David So: The Not-So-Funny EditionCresonia Hsieh
Sep 04, 2014
YouTube comedian David So has gathered more than 900,000 subscribers since starting his channel in 2011. His videos have put him under the spotlight, but there was a time the 27-year-old’s life just wasn’t so bright.
While attending the University of California Riverside, So was miserable.
“At that moment in my life, I didn’t find value in myself as a human being…. If I died tomorrow, I didn’t care.”
So was in college only because of parental pressure, and he lacked purpose and direction in life. He was an “angry little loser,” waking up depressed every day.
Everything changed for the former musician the day he made the decision to withdraw as a singer from a scheduled performance. He decided to instead go on stage, to the surprise of everyone (including himself), as a stand-up comedian.
“I just left my guitar,” So said. “And that’s the first time I decided from then on I’m just going to do stand up.”
Despite having made a decision he knew he was proud of, life was only slightly easier for the Korean American. He remembers intense fights with his father over his pursuit of comedy, which eventually led to being kicked out.
The struggling entertainer left his parents’ house that day with only his Chuck Taylors on his feet and guitar slung over his back. So and his father would go on to not speak to each other for an entire year.
After some time apart, the two reconnected and now maintain a close relationship. The time was not spent without strife.
“Being detached from my Dad, even though we did fight a lot, was super hard because you don’t ever want to do something that will disappoint your parents,” So said.
Only after So was able to generate money from making video blogs on YouTube did his dad view So’s work as a business, “but now he’s all up in my business now,” So jokes.

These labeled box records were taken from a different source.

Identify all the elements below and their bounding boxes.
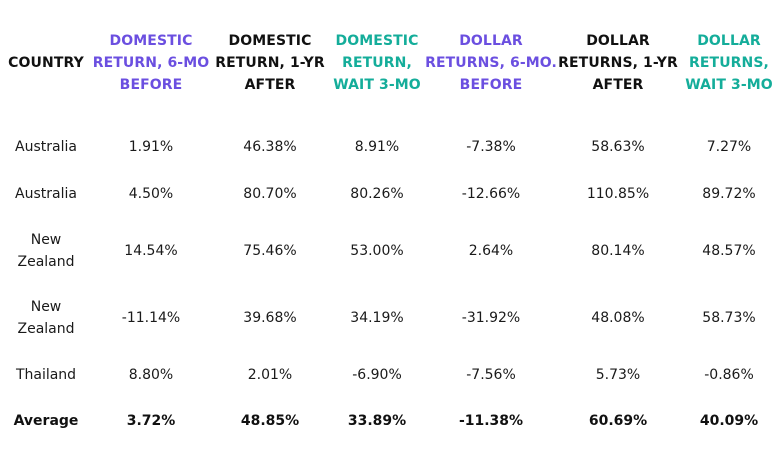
value-cell: 7.27%	[706, 138, 752, 155]
header-domestic-1yr-after: DOMESTIC RETURN, 1-YR AFTER	[215, 33, 325, 93]
value-cell: 46.38%	[243, 138, 297, 155]
average-row: Average 3.72% 48.85% 33.89% -11.38% 60.6…	[0, 398, 780, 444]
header-country: COUNTRY	[8, 55, 84, 71]
value-cell: 80.26%	[350, 185, 404, 202]
value-cell: 2.64%	[468, 242, 514, 259]
value-cell: -12.66%	[461, 185, 521, 202]
value-cell: -31.92%	[461, 309, 521, 326]
value-cell: 80.70%	[243, 185, 297, 202]
value-cell: 58.73%	[702, 309, 756, 326]
value-cell: 34.19%	[350, 309, 404, 326]
average-value-cell: 40.09%	[699, 413, 759, 429]
table-row: Australia 1.91% 46.38% 8.91% -7.38% 58.6…	[0, 123, 780, 170]
value-cell: 48.57%	[702, 242, 756, 259]
country-cell: Australia	[15, 185, 77, 202]
table-row: Australia 4.50% 80.70% 80.26% -12.66% 11…	[0, 170, 780, 217]
value-cell: 58.63%	[591, 138, 645, 155]
value-cell: 39.68%	[243, 309, 297, 326]
table-body: Australia 1.91% 46.38% 8.91% -7.38% 58.6…	[0, 96, 780, 444]
returns-table: COUNTRY DOMESTIC RETURN, 6-MO BEFORE DOM…	[0, 30, 780, 444]
value-cell: -0.86%	[704, 366, 754, 383]
table-row: Thailand 8.80% 2.01% -6.90% -7.56% 5.73%…	[0, 351, 780, 398]
country-cell: Thailand	[15, 366, 77, 383]
average-value-cell: 48.85%	[240, 413, 300, 429]
average-value-cell: 33.89%	[347, 413, 407, 429]
header-row: COUNTRY DOMESTIC RETURN, 6-MO BEFORE DOM…	[0, 30, 780, 96]
value-cell: -7.56%	[466, 366, 516, 383]
table-row: New Zealand -11.14% 39.68% 34.19% -31.92…	[0, 284, 780, 351]
value-cell: 110.85%	[586, 185, 650, 202]
country-cell: Australia	[15, 138, 77, 155]
value-cell: 4.50%	[128, 185, 174, 202]
table-header: COUNTRY DOMESTIC RETURN, 6-MO BEFORE DOM…	[0, 30, 780, 96]
value-cell: 14.54%	[124, 242, 178, 259]
value-cell: -11.14%	[121, 309, 181, 326]
table-row: New Zealand 14.54% 75.46% 53.00% 2.64% 8…	[0, 217, 780, 284]
header-domestic-6mo-before: DOMESTIC RETURN, 6-MO BEFORE	[92, 33, 210, 93]
average-value-cell: 60.69%	[588, 413, 648, 429]
value-cell: 2.01%	[247, 366, 293, 383]
value-cell: -7.38%	[466, 138, 516, 155]
value-cell: 5.73%	[595, 366, 641, 383]
value-cell: 80.14%	[591, 242, 645, 259]
value-cell: -6.90%	[352, 366, 402, 383]
header-spacer	[0, 96, 780, 123]
value-cell: 1.91%	[128, 138, 174, 155]
country-cell: New Zealand	[17, 298, 75, 337]
value-cell: 48.08%	[591, 309, 645, 326]
value-cell: 8.80%	[128, 366, 174, 383]
header-domestic-wait-3mo: DOMESTIC RETURN, WAIT 3-MO	[333, 33, 421, 93]
average-label: Average	[13, 413, 79, 429]
header-dollar-1yr-after: DOLLAR RETURNS, 1-YR AFTER	[558, 33, 678, 93]
average-value-cell: 3.72%	[126, 413, 176, 429]
average-value-cell: -11.38%	[458, 413, 524, 429]
value-cell: 53.00%	[350, 242, 404, 259]
value-cell: 89.72%	[702, 185, 756, 202]
header-dollar-6mo-before: DOLLAR RETURNS, 6-MO. BEFORE	[425, 33, 557, 93]
value-cell: 8.91%	[354, 138, 400, 155]
value-cell: 75.46%	[243, 242, 297, 259]
header-dollar-wait-3mo: DOLLAR RETURNS, WAIT 3-MO	[685, 33, 773, 93]
country-cell: New Zealand	[17, 231, 75, 270]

So’s parents have trouble understanding his videos because of the language barrier, but they still make an effort to watch every one of them. The desire for his parents to understand his humor was what inspired So to create content reflecting Korean culture such as the Korean Nike commercial videos.

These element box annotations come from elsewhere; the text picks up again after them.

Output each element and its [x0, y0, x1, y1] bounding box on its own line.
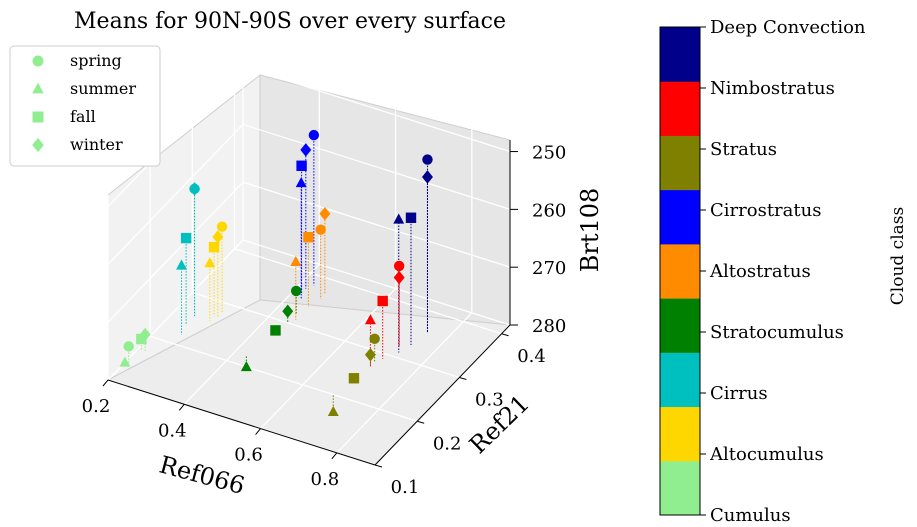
colorbar-segment	[660, 27, 700, 82]
colorbar-segment	[660, 298, 700, 353]
legend-label: fall	[70, 107, 96, 126]
legend-box	[9, 45, 161, 167]
y-tick-label: 0.3	[475, 390, 504, 411]
legend-marker-winter	[32, 137, 44, 153]
data-point-summer	[295, 176, 307, 188]
x-tick-label: 0.6	[234, 445, 263, 466]
z-axis-label: Brt108	[576, 188, 604, 273]
colorbar-tick-label: Altostratus	[709, 261, 811, 282]
colorbar-tick-label: Nimbostratus	[710, 78, 835, 99]
data-point-winter	[364, 348, 376, 362]
data-point-summer	[364, 314, 376, 325]
data-point-spring	[369, 333, 380, 345]
colorbar: Cumulus Altocumulus Cirrus Stratocumulus Alt…	[659, 17, 866, 526]
y-tick-label: 0.4	[517, 346, 546, 367]
data-point-winter	[282, 304, 294, 319]
data-point-summer	[240, 361, 252, 372]
legend-marker-fall	[32, 111, 44, 123]
data-point-summer	[393, 213, 405, 224]
x-tick-label: 0.2	[82, 396, 111, 417]
data-point-summer	[327, 405, 339, 417]
colorbar-tick-label: Altocumulus	[709, 444, 824, 465]
chart-title: Means for 90N-90S over every surface	[74, 9, 506, 34]
data-point-fall	[136, 333, 147, 345]
colorbar-segment	[660, 406, 700, 462]
data-point-summer	[290, 255, 302, 267]
z-tick-label: 250	[532, 143, 566, 164]
colorbar-segment	[660, 243, 700, 299]
colorbar-tick-label: Deep Convection	[710, 17, 866, 38]
data-point-summer	[119, 356, 131, 367]
data-point-summer	[204, 257, 216, 268]
colorbar-tick-label: Cirrostratus	[710, 200, 821, 221]
data-point-fall	[348, 373, 360, 384]
data-point-spring	[308, 129, 320, 141]
colorbar-tick-label: Cumulus	[710, 505, 791, 526]
data-points	[119, 129, 433, 417]
legend-label: winter	[70, 135, 123, 154]
colorbar-segment	[660, 352, 700, 408]
data-point-fall	[208, 241, 220, 253]
colorbar-tick-label: Stratus	[710, 139, 777, 160]
data-point-fall	[303, 231, 314, 243]
data-point-winter	[139, 327, 151, 342]
colorbar-label: Cloud class	[888, 207, 908, 305]
data-point-spring	[216, 221, 228, 232]
legend-marker-summer	[32, 82, 44, 94]
z-tick-label: 280	[532, 316, 566, 337]
data-point-summer	[176, 259, 187, 270]
z-tick-label: 270	[532, 258, 566, 279]
x-tick-label: 0.8	[311, 469, 340, 490]
plot-frame	[107, 140, 511, 466]
plot-panes	[106, 73, 512, 466]
data-point-spring	[393, 260, 405, 272]
axis-ticks: 0.2 0.4 0.6 0.8 0.1 0.2 0.3 0.4 250 260 270 280	[82, 143, 567, 498]
data-point-spring	[422, 154, 433, 165]
data-point-spring	[290, 285, 302, 297]
data-point-winter	[319, 206, 331, 221]
colorbar-tick-label: Cirrus	[710, 383, 768, 404]
data-point-winter	[422, 170, 433, 184]
data-point-fall	[270, 325, 281, 336]
colorbar-segment	[660, 460, 700, 516]
colorbar-segment	[660, 81, 700, 136]
data-point-winter	[212, 230, 224, 244]
z-tick-label: 260	[532, 200, 566, 221]
colorbar-frame	[659, 26, 701, 516]
data-point-fall	[180, 232, 192, 244]
data-point-spring	[315, 224, 326, 235]
colorbar-tick-label: Stratocumulus	[710, 322, 844, 343]
legend-label: spring	[70, 51, 122, 70]
data-point-fall	[405, 212, 417, 223]
data-point-winter	[189, 182, 201, 196]
data-point-fall	[377, 295, 388, 307]
colorbar-segment	[660, 135, 700, 191]
legend: spring summer fall winter	[9, 45, 161, 167]
data-point-winter	[300, 143, 312, 157]
y-tick-label: 0.1	[391, 477, 420, 498]
plot-grid	[107, 55, 511, 466]
legend-marker-spring	[32, 55, 44, 67]
data-point-fall	[296, 160, 307, 171]
data-point-winter	[393, 270, 405, 285]
legend-label: summer	[70, 79, 136, 98]
y-tick-label: 0.2	[433, 433, 462, 454]
data-point-spring	[123, 341, 134, 352]
colorbar-segment	[660, 189, 700, 245]
x-tick-label: 0.4	[158, 420, 187, 441]
drop-lines	[128, 135, 428, 412]
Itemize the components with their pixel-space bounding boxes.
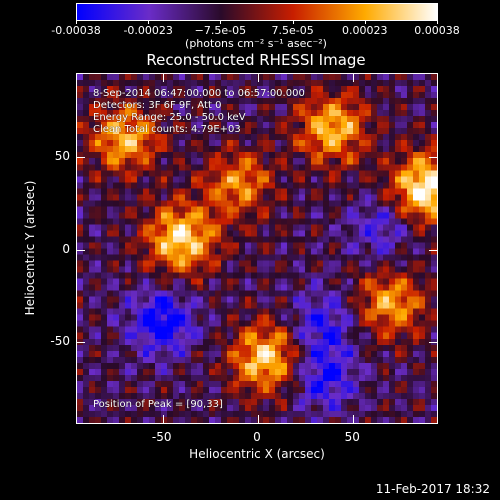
info-energy-range: Energy Range: 25.0 - 50.0 keV [93, 112, 246, 123]
y-tick-label: 50 [54, 149, 70, 164]
x-tick-mark [258, 415, 259, 423]
colorbar-tick-mark [220, 20, 222, 24]
colorbar-tick-label: 0.00038 [414, 24, 460, 37]
y-tick-mark [429, 249, 437, 251]
y-tick-mark [429, 157, 437, 159]
x-tick-mark [353, 415, 355, 423]
info-peak-position: Position of Peak = [90,33] [93, 399, 223, 410]
info-total-counts: Clean Total counts: 4.79E+03 [93, 124, 241, 135]
colorbar-tick-mark [76, 20, 77, 24]
colorbar [76, 3, 438, 21]
y-tick-label: -50 [50, 333, 70, 348]
y-tick-label: 0 [62, 241, 70, 256]
heatmap-image [77, 74, 437, 423]
colorbar-tick-label: 7.5e-05 [271, 24, 314, 37]
y-tick-mark [77, 249, 85, 251]
x-tick-mark [353, 74, 355, 82]
y-tick-mark [429, 341, 437, 343]
chart-title: Reconstructed RHESSI Image [146, 51, 366, 69]
y-tick-mark [77, 157, 85, 159]
x-tick-label: 50 [344, 430, 360, 444]
colorbar-tick-label: 0.00023 [342, 24, 388, 37]
colorbar-tick-label: -0.00038 [51, 24, 101, 37]
x-tick-mark [258, 74, 259, 82]
colorbar-tick-label: −7.5e-05 [194, 24, 247, 37]
y-axis-label: Heliocentric Y (arcsec) [23, 180, 37, 316]
colorbar-tick-mark [364, 20, 366, 24]
y-tick-mark [77, 341, 85, 343]
plot-area: 8-Sep-2014 06:47:00.000 to 06:57:00.000 … [76, 73, 438, 424]
colorbar-tick-mark [148, 20, 150, 24]
x-tick-label: -50 [151, 430, 172, 444]
colorbar-tick-label: -0.00023 [123, 24, 173, 37]
timestamp: 11-Feb-2017 18:32 [375, 482, 490, 496]
info-time-range: 8-Sep-2014 06:47:00.000 to 06:57:00.000 [93, 88, 305, 99]
colorbar-tick-mark [437, 20, 438, 24]
colorbar-tick-mark [292, 20, 294, 24]
colorbar-units: (photons cm⁻² s⁻¹ asec⁻²) [185, 37, 327, 50]
x-tick-mark [162, 74, 164, 82]
info-detectors: Detectors: 3F 6F 9F, Att 0 [93, 100, 222, 111]
x-tick-label: 0 [253, 430, 261, 444]
x-axis-label: Heliocentric X (arcsec) [189, 447, 325, 461]
x-tick-mark [162, 415, 164, 423]
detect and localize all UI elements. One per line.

The desire for his parents to understand his humor was what inspired So to create content reflecting Korean culture such as the Korean Nike commercial videos.
“They were in tears laughing and that made me feel really good,” So mentions.
Now, So’s current passion project is a short film, which will be entirely in Korean specifically because he wants his parents to understand it.
So said his strongest inspiration for writing humor is his difficult personal experiences. Among his video blogs, some of the topics include racism, sexism, poverty and body perception.
“What people don’t understand too is that [comedy is] very dark,” said So.
Growing up in Sacramento, California, as an immigrant was challenging for the thriving YouTuber.
“I grew up poor as hell. You know, my parents struggled to get me over here, and we had no money in our bank account, and we were starving – you know, is that funny?”
As a comedian, So said he strives to make content that will last, that he’s proud of, but most of all, makes people laugh.
“That’s what comedians do,” said So. “We have this ability to take pain and English and flip perspective on it.”